Concluding his 90-minute submission, Green conceded that “an application of this kind, seeking as it does to invoke a summary power...to dispose of the matter, would not likely be granted.” However, he stressed, “putting it at its lowest this is a highly unusual case, and at the very lowest you can be confident on the material the case is a vehicle for an attack on the Order, and that is an improper use of the process that Parliament has given applicants to prosecute their unfair dismissal cases.”Political implications
In reply, David Grace drew out the highly political character of the Department's stance.
“Accepting the [Department's] submission... would be to shut out for all time any ability of the applicant to challenge factually the basis of her dismissal.”
Moreover, he went on, “there has been a lot said about the actions of others, who are said to have carried out the whole process on behalf of Mrs Rawson.
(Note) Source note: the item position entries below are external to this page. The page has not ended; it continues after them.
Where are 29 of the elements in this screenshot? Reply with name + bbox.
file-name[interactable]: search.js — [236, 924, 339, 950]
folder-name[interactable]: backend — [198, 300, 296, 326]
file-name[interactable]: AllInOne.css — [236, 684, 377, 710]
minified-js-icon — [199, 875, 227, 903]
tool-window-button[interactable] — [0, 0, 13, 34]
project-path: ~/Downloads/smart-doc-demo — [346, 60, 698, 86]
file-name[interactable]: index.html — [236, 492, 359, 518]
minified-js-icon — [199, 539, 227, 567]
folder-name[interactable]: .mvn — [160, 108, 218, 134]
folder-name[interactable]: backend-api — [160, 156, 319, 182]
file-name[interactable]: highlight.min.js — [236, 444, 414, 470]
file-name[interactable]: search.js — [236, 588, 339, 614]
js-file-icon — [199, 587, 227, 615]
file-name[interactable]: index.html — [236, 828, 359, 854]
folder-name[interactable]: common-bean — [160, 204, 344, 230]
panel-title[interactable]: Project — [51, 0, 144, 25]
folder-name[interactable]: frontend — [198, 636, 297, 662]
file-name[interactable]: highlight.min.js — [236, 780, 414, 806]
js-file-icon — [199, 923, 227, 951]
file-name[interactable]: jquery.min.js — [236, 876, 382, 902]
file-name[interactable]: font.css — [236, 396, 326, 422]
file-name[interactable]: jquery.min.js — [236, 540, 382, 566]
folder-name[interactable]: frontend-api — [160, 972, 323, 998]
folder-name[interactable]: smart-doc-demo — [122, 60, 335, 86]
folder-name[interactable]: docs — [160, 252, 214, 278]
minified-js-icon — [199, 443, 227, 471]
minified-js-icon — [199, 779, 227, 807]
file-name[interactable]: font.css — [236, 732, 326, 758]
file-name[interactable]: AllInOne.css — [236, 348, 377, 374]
“The issue of political challenge to the state government in relation to the closure of schools and its reduction in the number of teachers has ... been the subject of intense public debate, and to suggest that because newspaper editorials, even of a leftist ... persuasion, side in relation to a particular view, as being a basis for suggesting that Mrs Rawson's claim is spurious, not validly based, abusing the processes of this Commission, is really to say that freedom of speech, and freedom of political expression, is muzzled in this state.”
The result would be, Grace drew out, that no government policy would be permitted to be attacked in the state's press.
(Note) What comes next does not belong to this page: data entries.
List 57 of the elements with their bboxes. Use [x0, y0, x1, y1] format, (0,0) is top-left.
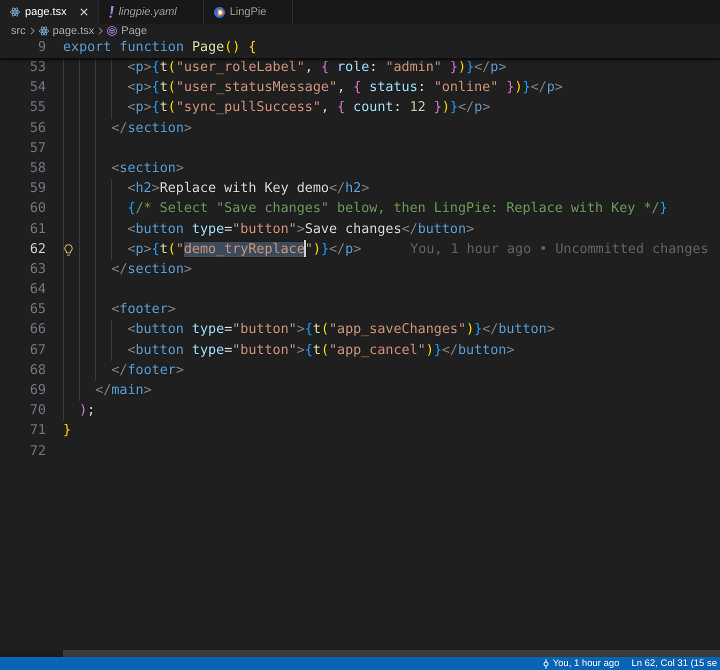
line-number: 62	[30, 242, 46, 257]
line-number: 70	[30, 403, 46, 418]
line-number: 72	[30, 444, 46, 459]
cube-icon	[107, 26, 118, 36]
line-number: 60	[30, 201, 46, 216]
code-line: export function Page() {	[63, 39, 256, 57]
breadcrumb-item[interactable]: Page	[107, 24, 147, 38]
line-number: 64	[30, 282, 46, 298]
breadcrumb-item[interactable]: src	[11, 24, 26, 38]
exclamation-icon	[108, 6, 114, 18]
code-line: <section>	[111, 160, 184, 178]
code-line: <p>{t("user_statusMessage", { status: "online" })}</p>	[127, 79, 563, 98]
close-icon[interactable]	[80, 8, 88, 16]
line-number: 59	[30, 181, 46, 196]
code-line: <button type="button">{t("app_saveChanges")}</button>	[127, 321, 555, 340]
code-line: <h2>Replace with Key demo</h2>	[127, 180, 370, 198]
code-line: <p>{t("sync_pullSuccess", { count: 12 })}</p>	[127, 99, 490, 118]
status-bar-item[interactable]: Ln 62, Col 31 (15 se	[629, 657, 719, 670]
code-line: }	[63, 422, 72, 440]
line-number: 66	[30, 322, 46, 338]
line-number: 65	[30, 302, 46, 318]
commit-icon	[542, 658, 549, 668]
line-number: 56	[30, 120, 46, 136]
code-line: <p>{t("demo_tryReplace")}</p>	[127, 240, 362, 259]
breadcrumb-item[interactable]: page.tsx	[38, 24, 94, 38]
line-number: 68	[30, 362, 46, 378]
line-number: 67	[30, 342, 46, 358]
code-line: </footer>	[111, 362, 184, 380]
code-line: <button type="button">Save changes</button>	[127, 220, 474, 238]
chevron-icon	[98, 27, 104, 35]
line-number: 57	[30, 140, 46, 156]
line-number: 9	[38, 40, 46, 55]
code-line: <p>{t("user_roleLabel", { role: "admin" })}</p>	[127, 59, 506, 77]
line-number: 63	[30, 262, 46, 277]
code-line: </main>	[95, 382, 152, 400]
code-line: );	[79, 402, 96, 420]
blame-annotation: You, 1 hour ago • Uncommitted changes	[410, 240, 709, 259]
code-line: </section>	[111, 260, 192, 279]
atom-icon	[10, 7, 20, 17]
code-line: </section>	[111, 120, 192, 138]
lightbulb-icon[interactable]	[64, 244, 73, 256]
line-number: 71	[30, 423, 46, 438]
code-line: <button type="button">{t("app_cancel")}</button>	[127, 342, 514, 360]
chevron-icon	[30, 27, 35, 35]
logo-icon	[214, 6, 225, 18]
code-line: <footer>	[111, 301, 176, 320]
line-number: 53	[30, 60, 46, 75]
editor-tab[interactable]: page.tsx	[0, 0, 99, 24]
status-bar-item[interactable]: You, 1 hour ago	[540, 657, 622, 670]
scrollbar-thumb[interactable]	[63, 650, 720, 657]
line-number: 54	[30, 80, 46, 96]
line-number: 55	[30, 100, 46, 116]
line-number: 58	[30, 160, 46, 176]
line-number: 61	[30, 222, 46, 236]
line-number: 69	[30, 383, 46, 398]
atom-icon	[38, 26, 49, 36]
code-line: {/* Select "Save changes" below, then LingPie: Replace with Key */}	[127, 200, 668, 218]
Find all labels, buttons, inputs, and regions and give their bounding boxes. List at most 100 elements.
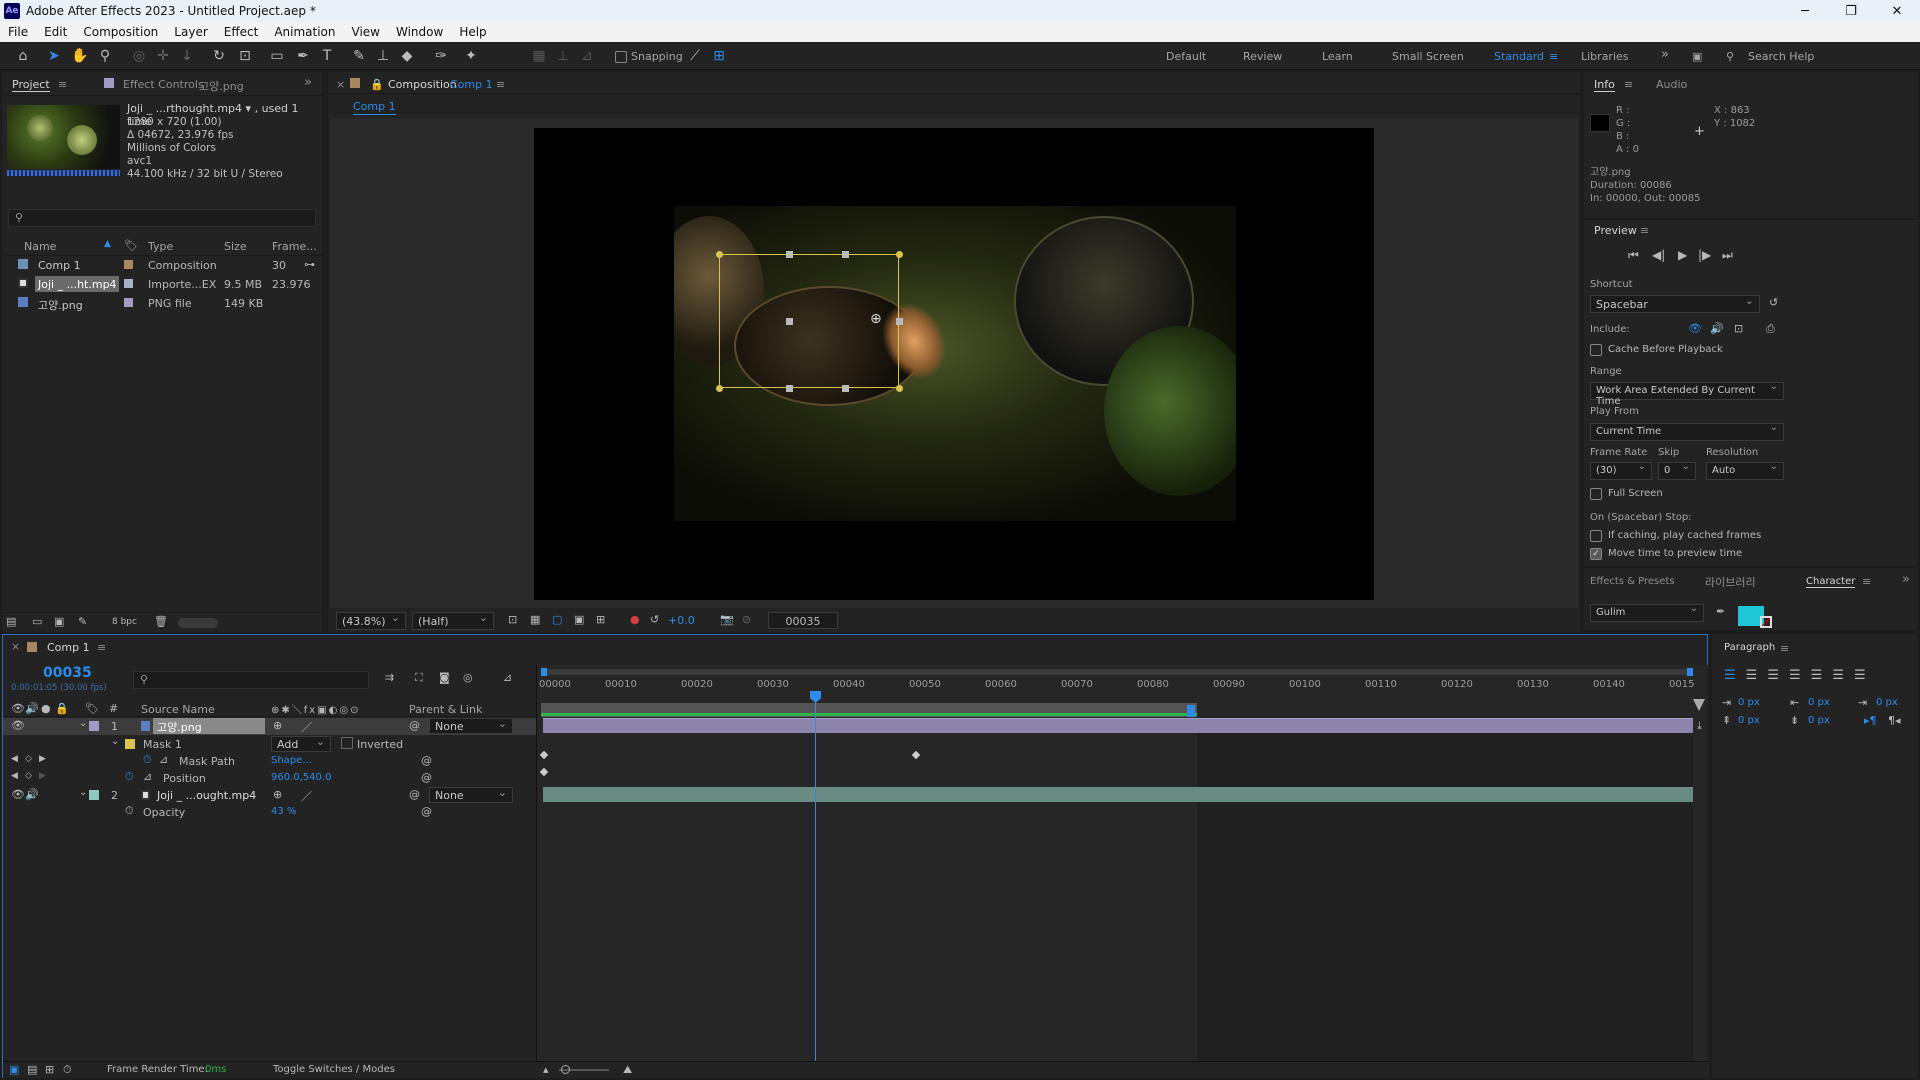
mask-visibility-icon[interactable]: ▢ <box>552 613 562 626</box>
home-icon[interactable]: ⌂ <box>14 47 32 65</box>
roto-brush-icon[interactable]: ✑ <box>432 47 450 65</box>
video-column-icon[interactable]: 👁 <box>11 702 25 715</box>
type-tool-icon[interactable]: T <box>318 47 336 65</box>
include-video-icon[interactable]: 👁 <box>1688 322 1702 335</box>
magnification-dropdown[interactable]: (43.8%) <box>336 611 406 630</box>
character-menu-icon[interactable]: ≡ <box>1862 575 1871 588</box>
workspace-libraries[interactable]: Libraries <box>1581 50 1629 63</box>
transform-handle[interactable] <box>786 251 793 258</box>
search-help-input[interactable]: Search Help <box>1748 50 1814 63</box>
work-area-end-handle[interactable] <box>1187 705 1195 717</box>
transfer-controls-icon[interactable]: ▤ <box>27 1063 37 1076</box>
project-item[interactable]: Joji _ ...ht.mp4 Importe...EX 9.5 MB 23.… <box>2 275 322 294</box>
graph-icon[interactable]: ⊿ <box>159 753 168 766</box>
eraser-tool-icon[interactable]: ◆ <box>398 47 416 65</box>
show-snapshot-icon[interactable]: ⊘ <box>742 613 751 626</box>
lock-column-icon[interactable]: 🔒 <box>55 702 69 715</box>
in-out-icon[interactable]: ⊞ <box>45 1063 54 1076</box>
col-name[interactable]: Name <box>24 240 56 253</box>
tab-comp-name[interactable]: Comp 1 <box>450 78 493 91</box>
anchor-point-icon[interactable]: ⊕ <box>870 311 882 327</box>
pick-whip-icon[interactable]: @ <box>409 788 420 801</box>
rotation-tool-icon[interactable]: ↻ <box>210 47 228 65</box>
resolution-dropdown[interactable]: Auto <box>1706 461 1784 480</box>
pick-whip-icon[interactable]: @ <box>421 805 432 818</box>
comp-menu-icon[interactable]: ≡ <box>496 78 505 91</box>
range-dropdown[interactable]: Work Area Extended By Current Time <box>1590 381 1784 407</box>
mask-path-value[interactable]: Shape... <box>271 755 312 766</box>
audio-column-icon[interactable]: 🔊 <box>25 702 39 715</box>
prev-frame-icon[interactable]: ◀| <box>1652 248 1665 262</box>
external-video-icon[interactable]: ⎙ <box>1766 322 1775 336</box>
footage-dropdown-icon[interactable]: ▾ <box>246 102 252 115</box>
position-row[interactable]: ◀ ◇ ▶ ⏱ ⊿ Position 960.0,540.0 @ <box>3 770 536 787</box>
stroke-color-swatch[interactable] <box>1760 616 1772 628</box>
play-icon[interactable]: ▶ <box>1678 248 1687 262</box>
indent-first-line-value[interactable]: 0 px <box>1808 697 1830 708</box>
layer-bar-2[interactable] <box>543 787 1693 802</box>
tab-audio[interactable]: Audio <box>1656 78 1687 91</box>
zoom-in-icon[interactable]: ⛰ <box>623 1063 632 1077</box>
col-parent-link[interactable]: Parent & Link <box>409 703 482 716</box>
navigator-bar[interactable] <box>541 668 1693 676</box>
orbit-camera-icon[interactable]: ◎ <box>130 47 148 65</box>
menu-help[interactable]: Help <box>451 25 494 39</box>
transform-handle[interactable] <box>786 385 793 392</box>
justify-center-icon[interactable]: ☰ <box>1811 668 1833 683</box>
tab-library[interactable]: 라이브러리 <box>1705 574 1756 590</box>
audio-toggle-icon[interactable]: 🔊 <box>25 788 39 801</box>
justify-all-icon[interactable]: ☰ <box>1854 668 1876 683</box>
quality-icon[interactable]: ／ <box>301 719 312 735</box>
rectangle-tool-icon[interactable]: ▭ <box>268 47 286 65</box>
tab-character[interactable]: Character <box>1806 576 1856 588</box>
project-item[interactable]: 고양.png PNG file 149 KB <box>2 294 322 313</box>
layer-row-2[interactable]: 👁 🔊 ⌄ 2 Joji _ ...ought.mp4 ⊕ ／ @ None <box>3 786 536 804</box>
expand-layer-icon[interactable]: ⌄ <box>79 718 87 729</box>
tab-timeline-comp[interactable]: Comp 1 <box>47 641 90 654</box>
menu-edit[interactable]: Edit <box>36 25 75 39</box>
layer-name[interactable]: 고양.png <box>153 718 265 734</box>
indent-right-value[interactable]: 0 px <box>1876 697 1898 708</box>
comp-breadcrumb[interactable]: Comp 1 <box>353 100 396 115</box>
video-toggle-icon[interactable]: 👁 <box>11 719 25 732</box>
add-keyframe-icon[interactable]: ◇ <box>25 771 32 781</box>
workspace-default[interactable]: Default <box>1166 50 1206 63</box>
menu-window[interactable]: Window <box>388 25 451 39</box>
col-frame[interactable]: Frame... <box>272 240 317 253</box>
prev-keyframe-icon[interactable]: ◀ <box>11 754 18 764</box>
align-left-icon[interactable]: ☰ <box>1724 668 1746 683</box>
region-of-interest-icon[interactable]: ⊡ <box>508 613 517 626</box>
last-frame-icon[interactable]: ⏭ <box>1722 248 1733 263</box>
anchor-point-tool-icon[interactable]: ⊡ <box>236 47 254 65</box>
grid-options-icon[interactable]: ⊞ <box>596 613 605 626</box>
work-area-bar[interactable] <box>541 703 1197 717</box>
interpret-footage-icon[interactable]: ▤ <box>6 615 16 628</box>
layer-bar-1[interactable] <box>543 718 1693 733</box>
paragraph-menu-icon[interactable]: ≡ <box>1780 642 1789 655</box>
mask-vertex-handle[interactable] <box>896 385 903 392</box>
delete-icon[interactable]: 🗑 <box>154 615 168 628</box>
tab-effect-controls[interactable]: Effect Controls <box>123 78 204 91</box>
axis-world-icon[interactable]: ⟂ <box>554 47 572 65</box>
solo-column-icon[interactable]: ● <box>41 702 51 715</box>
pick-whip-icon[interactable]: @ <box>409 719 420 732</box>
zoom-out-icon[interactable]: ▴ <box>543 1063 549 1076</box>
flowchart-icon[interactable]: ⊶ <box>304 258 315 271</box>
guide-options-icon[interactable]: ▣ <box>574 613 584 626</box>
project-menu-icon[interactable]: ≡ <box>58 78 67 91</box>
close-tab-icon[interactable]: × <box>11 640 20 653</box>
next-keyframe-icon[interactable]: ▶ <box>39 754 46 764</box>
timeline-search-input[interactable]: ⚲ <box>133 671 369 689</box>
mask-color-swatch[interactable] <box>125 739 135 749</box>
transform-handle[interactable] <box>896 318 903 325</box>
collapse-transform-icon[interactable]: ⊕ <box>273 788 282 801</box>
label-color[interactable] <box>124 260 133 269</box>
panel-overflow-icon[interactable]: » <box>1902 572 1910 587</box>
col-size[interactable]: Size <box>224 240 247 253</box>
include-overlays-icon[interactable]: ⊡ <box>1734 322 1743 335</box>
cache-before-playback-checkbox[interactable] <box>1590 344 1602 356</box>
align-right-icon[interactable]: ☰ <box>1767 668 1789 683</box>
zoom-tool-icon[interactable]: ⚲ <box>96 47 114 65</box>
pick-whip-icon[interactable]: @ <box>421 754 432 767</box>
snapping-checkbox[interactable] <box>615 51 627 63</box>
Grace insisted upon Rawson's right to challenge TSO 140. “It was the [Department] who chose to rely upon breaches of teaching Service Order 140 and certain paragraphs of it to justify at least in part the dismissal of [Mrs Rawson]. They decided that; not us.” If the Department were to have its way, this would effectively bar any teacher charged under a particular piece of legislation from challenging that legislation.
Rawson's action in the IRC was, in any case, predominantly aimed at disputing the factual matters involved in her dismissal. The list of 12 witnesses submitted on her behalf, as well as the outlines of their evidence, proved this beyond any doubt.
Senior Deputy President Watson decided to adjourn the case until the Supreme Court had ruled on the constitutional validity of TSO 140, on the basis that the Department would agree to expedite the Supreme Court hearing. A Supreme Court “directional hearing”, which will fix a date, has since been set down for July 21.
On May 20, Watson handed down his decision on the Department's “abuse of process” submission, finding in favour of Geraldine Rawson.
Her unfair dismissal case in the IRC, now predicted to last some 10 days, with a total of 24 witnesses called to testify, will thus proceed, whatever the outcome of the Supreme Court action.
The implications of the Department's attempt to stop the IRC hearing are far-reaching. According to its submission, no government worker should have the legal right to challenge any legislation relevant to his or her employment. Nor should they have the right to publicly campaign against such legislation. Moreover, any person seeking to mount a legal case against the government's actions should be barred from obtaining support from community or political organisations.
Ironically, the Department's resort to such arguments only serves to underscore the undemocratic character of its dismissal of Geraldine Rawson.